Chinese e-commerce giant JD.com drops NFT series on its own blockchain

Chinese online retail giant JD .com is diving into the NFT industry by issuing a commemorative NFT series for its JD Discovery conference in Beijing.
Chinese online retail giant JD .com is diving into the NFT industry by issuing a commemorative NFT series for its JD Discovery conference in Beijing.

Chinese online retail giant JD.com is diving into the nonfungible token, or NFT, industry by introducing a special NFT series for its annual JD Discovery conference.

Using its proprietary blockchain platform, JD.com will be distributing commemorative NFT certificates to attendees of the JDD 2021 event in Beijing, the Chinese news agency Sina Finance reported on Wednesday.

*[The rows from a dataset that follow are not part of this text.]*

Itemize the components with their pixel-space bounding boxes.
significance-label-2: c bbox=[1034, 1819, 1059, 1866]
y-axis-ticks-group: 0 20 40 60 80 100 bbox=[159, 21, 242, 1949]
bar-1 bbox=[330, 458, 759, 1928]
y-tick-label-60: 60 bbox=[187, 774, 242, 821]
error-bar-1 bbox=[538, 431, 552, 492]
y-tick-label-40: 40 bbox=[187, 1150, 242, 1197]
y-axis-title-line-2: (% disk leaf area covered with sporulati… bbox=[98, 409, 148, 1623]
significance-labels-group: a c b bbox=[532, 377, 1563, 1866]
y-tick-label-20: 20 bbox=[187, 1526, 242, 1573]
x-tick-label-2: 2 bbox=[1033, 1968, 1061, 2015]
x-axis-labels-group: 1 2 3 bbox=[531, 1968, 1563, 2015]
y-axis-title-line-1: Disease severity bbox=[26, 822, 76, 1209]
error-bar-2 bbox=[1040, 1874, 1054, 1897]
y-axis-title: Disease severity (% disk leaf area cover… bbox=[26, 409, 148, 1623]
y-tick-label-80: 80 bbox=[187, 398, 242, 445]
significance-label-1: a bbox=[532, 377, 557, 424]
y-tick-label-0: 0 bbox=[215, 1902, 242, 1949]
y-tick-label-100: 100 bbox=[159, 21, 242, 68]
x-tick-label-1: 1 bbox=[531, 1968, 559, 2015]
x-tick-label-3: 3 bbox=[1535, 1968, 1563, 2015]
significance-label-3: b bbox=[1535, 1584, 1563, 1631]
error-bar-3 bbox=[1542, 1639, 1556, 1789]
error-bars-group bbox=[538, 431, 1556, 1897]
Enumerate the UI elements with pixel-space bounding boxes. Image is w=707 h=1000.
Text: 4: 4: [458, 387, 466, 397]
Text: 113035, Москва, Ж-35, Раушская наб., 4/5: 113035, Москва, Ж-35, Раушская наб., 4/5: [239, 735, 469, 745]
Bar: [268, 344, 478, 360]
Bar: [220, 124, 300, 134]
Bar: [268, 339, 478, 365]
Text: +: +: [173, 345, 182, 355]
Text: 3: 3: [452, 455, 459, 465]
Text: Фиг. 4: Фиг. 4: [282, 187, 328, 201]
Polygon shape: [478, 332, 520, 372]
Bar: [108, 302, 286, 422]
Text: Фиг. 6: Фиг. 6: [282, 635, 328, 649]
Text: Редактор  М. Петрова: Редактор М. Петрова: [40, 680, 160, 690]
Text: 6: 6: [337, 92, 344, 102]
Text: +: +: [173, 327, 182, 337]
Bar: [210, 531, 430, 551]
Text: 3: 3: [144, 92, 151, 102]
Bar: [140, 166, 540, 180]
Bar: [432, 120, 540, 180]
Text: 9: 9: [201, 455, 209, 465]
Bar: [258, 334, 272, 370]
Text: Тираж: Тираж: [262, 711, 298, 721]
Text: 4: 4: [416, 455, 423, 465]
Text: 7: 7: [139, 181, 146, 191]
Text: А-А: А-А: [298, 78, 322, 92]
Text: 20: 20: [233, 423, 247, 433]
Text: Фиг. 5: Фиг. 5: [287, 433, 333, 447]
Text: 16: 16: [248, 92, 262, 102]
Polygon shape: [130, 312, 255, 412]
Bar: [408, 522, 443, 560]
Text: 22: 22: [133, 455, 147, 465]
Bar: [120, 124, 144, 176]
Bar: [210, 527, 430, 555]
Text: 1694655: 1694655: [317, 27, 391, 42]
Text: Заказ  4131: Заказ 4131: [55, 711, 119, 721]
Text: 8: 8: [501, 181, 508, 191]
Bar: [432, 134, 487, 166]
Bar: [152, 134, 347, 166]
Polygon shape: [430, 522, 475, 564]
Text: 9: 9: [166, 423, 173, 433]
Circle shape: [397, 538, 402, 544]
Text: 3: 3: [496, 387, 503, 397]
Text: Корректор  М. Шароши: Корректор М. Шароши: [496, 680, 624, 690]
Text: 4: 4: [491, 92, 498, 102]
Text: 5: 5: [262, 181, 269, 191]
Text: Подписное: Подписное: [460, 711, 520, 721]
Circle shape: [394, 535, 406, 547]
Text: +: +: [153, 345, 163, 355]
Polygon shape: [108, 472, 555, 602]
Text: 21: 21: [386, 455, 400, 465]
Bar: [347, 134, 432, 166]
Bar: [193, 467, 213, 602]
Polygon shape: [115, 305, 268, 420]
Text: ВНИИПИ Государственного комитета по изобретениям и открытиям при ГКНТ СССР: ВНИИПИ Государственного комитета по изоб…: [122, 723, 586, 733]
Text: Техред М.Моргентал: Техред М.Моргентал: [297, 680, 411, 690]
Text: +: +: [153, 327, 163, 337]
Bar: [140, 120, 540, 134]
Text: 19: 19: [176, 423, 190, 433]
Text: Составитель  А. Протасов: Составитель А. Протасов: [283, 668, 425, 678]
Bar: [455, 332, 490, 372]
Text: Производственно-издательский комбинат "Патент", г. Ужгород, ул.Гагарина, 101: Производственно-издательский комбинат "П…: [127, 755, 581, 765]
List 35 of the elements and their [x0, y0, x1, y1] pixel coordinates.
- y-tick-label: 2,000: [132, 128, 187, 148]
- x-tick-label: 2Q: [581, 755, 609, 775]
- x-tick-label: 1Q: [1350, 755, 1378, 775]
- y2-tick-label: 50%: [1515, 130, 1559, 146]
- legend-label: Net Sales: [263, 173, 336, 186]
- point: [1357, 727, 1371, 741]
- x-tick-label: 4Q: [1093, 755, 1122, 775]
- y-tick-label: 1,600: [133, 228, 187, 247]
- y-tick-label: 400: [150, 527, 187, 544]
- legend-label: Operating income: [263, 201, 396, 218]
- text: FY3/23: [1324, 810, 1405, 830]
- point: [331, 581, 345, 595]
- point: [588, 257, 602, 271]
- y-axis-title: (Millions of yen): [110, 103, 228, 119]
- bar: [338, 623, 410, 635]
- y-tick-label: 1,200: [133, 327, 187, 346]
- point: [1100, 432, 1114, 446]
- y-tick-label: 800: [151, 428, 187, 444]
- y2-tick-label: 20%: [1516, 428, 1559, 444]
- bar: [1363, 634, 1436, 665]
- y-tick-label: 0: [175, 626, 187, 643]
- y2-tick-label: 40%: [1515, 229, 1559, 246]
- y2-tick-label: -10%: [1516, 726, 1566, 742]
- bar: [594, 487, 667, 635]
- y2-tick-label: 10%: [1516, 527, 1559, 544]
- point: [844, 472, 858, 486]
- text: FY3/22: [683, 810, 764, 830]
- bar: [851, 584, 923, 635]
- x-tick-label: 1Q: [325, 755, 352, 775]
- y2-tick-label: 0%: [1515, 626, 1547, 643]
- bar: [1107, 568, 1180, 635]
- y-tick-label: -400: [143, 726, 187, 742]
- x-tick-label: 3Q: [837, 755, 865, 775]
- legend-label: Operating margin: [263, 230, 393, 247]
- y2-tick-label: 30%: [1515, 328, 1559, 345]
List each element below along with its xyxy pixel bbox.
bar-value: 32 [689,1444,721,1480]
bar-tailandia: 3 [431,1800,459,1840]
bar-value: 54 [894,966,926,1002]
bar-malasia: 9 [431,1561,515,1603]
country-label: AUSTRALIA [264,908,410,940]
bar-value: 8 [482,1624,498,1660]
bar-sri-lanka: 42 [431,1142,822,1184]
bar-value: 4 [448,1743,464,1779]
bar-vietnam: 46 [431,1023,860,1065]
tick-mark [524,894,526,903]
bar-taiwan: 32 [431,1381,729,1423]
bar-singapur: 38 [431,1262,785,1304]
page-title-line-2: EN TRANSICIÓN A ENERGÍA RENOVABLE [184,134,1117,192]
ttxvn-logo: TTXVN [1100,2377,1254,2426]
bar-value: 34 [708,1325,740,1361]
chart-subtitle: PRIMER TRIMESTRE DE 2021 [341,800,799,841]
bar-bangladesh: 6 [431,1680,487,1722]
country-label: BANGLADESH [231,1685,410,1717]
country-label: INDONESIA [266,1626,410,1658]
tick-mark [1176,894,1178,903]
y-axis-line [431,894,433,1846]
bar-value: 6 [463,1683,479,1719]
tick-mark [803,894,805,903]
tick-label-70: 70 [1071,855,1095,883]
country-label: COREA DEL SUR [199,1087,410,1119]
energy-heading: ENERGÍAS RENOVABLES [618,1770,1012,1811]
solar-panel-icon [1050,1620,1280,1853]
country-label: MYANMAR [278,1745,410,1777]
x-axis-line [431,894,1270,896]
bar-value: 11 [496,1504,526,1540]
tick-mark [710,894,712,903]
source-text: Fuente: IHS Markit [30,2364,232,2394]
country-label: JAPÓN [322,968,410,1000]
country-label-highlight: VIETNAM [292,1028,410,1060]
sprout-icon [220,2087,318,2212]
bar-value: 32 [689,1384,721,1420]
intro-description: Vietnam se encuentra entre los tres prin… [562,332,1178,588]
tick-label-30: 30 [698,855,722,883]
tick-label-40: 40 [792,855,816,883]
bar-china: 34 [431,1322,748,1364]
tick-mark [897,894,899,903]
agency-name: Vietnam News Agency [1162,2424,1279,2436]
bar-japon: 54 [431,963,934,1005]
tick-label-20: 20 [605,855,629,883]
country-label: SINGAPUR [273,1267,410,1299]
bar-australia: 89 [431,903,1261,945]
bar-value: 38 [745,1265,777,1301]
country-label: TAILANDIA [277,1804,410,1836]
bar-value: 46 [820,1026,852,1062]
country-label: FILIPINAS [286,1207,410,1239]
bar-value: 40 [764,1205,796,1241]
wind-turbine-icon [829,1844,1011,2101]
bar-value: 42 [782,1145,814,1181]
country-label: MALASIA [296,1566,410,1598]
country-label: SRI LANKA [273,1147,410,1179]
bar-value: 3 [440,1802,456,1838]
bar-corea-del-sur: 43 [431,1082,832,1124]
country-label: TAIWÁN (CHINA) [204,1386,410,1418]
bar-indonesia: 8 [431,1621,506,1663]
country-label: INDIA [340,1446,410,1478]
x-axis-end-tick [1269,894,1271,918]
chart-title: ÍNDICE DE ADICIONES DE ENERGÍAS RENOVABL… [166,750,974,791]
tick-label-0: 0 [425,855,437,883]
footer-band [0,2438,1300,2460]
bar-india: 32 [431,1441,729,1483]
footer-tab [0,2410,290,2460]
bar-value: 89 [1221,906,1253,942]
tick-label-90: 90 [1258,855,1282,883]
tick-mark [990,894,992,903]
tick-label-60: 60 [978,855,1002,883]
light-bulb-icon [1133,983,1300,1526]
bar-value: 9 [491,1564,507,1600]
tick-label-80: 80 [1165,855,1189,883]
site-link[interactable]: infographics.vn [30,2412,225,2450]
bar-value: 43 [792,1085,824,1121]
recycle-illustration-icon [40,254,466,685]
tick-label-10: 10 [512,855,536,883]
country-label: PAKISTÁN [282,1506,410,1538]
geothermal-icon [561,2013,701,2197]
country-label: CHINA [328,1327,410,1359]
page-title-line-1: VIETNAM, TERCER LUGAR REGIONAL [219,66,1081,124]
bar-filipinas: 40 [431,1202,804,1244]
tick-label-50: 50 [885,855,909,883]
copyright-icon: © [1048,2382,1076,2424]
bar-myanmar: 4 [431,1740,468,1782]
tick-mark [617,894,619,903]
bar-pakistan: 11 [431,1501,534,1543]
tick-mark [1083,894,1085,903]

Specifically, JD.com will issue one NFT for free to anyone who signs up for the JDD 2021 conference between Monday and Nov. 22 through the WeChat mini program on the event’s official website.

According to the report, the NFT series features a set of seven NFT models, each containing an image used to represent a different forum in the JDD event.

Users who sign up to participate will be also able to get more NFTs by inviting friends to sign up. “Each time one person is successfully invited to sign up, one NFT voucher will be added until all seven NFT models are collected,” the report reads.

The JDD 2021 conference will kick off at the ​China International Exhibition Center on Nov. 22 and will feature panels on artificial intelligence and tech innovation. Launched in 2017, the JDD conference has emerged as a major technology event in China, covering topics like smart cities, the digital financial industry, supply chain innovation and others.

Related: Chinese Communist Party warns of NFT hype bubble

The news comes after some major Chinese companies like retail giant Alibaba and technology conglomerate Tencent announced their own NFT projects as well. Alibaba announced the launch of an NFT marketplace in mid-August, aiming to allow trademark holders to sell tokenized licenses to their intellectual property. Tencent said previously it was planning to release its NFT trading platform.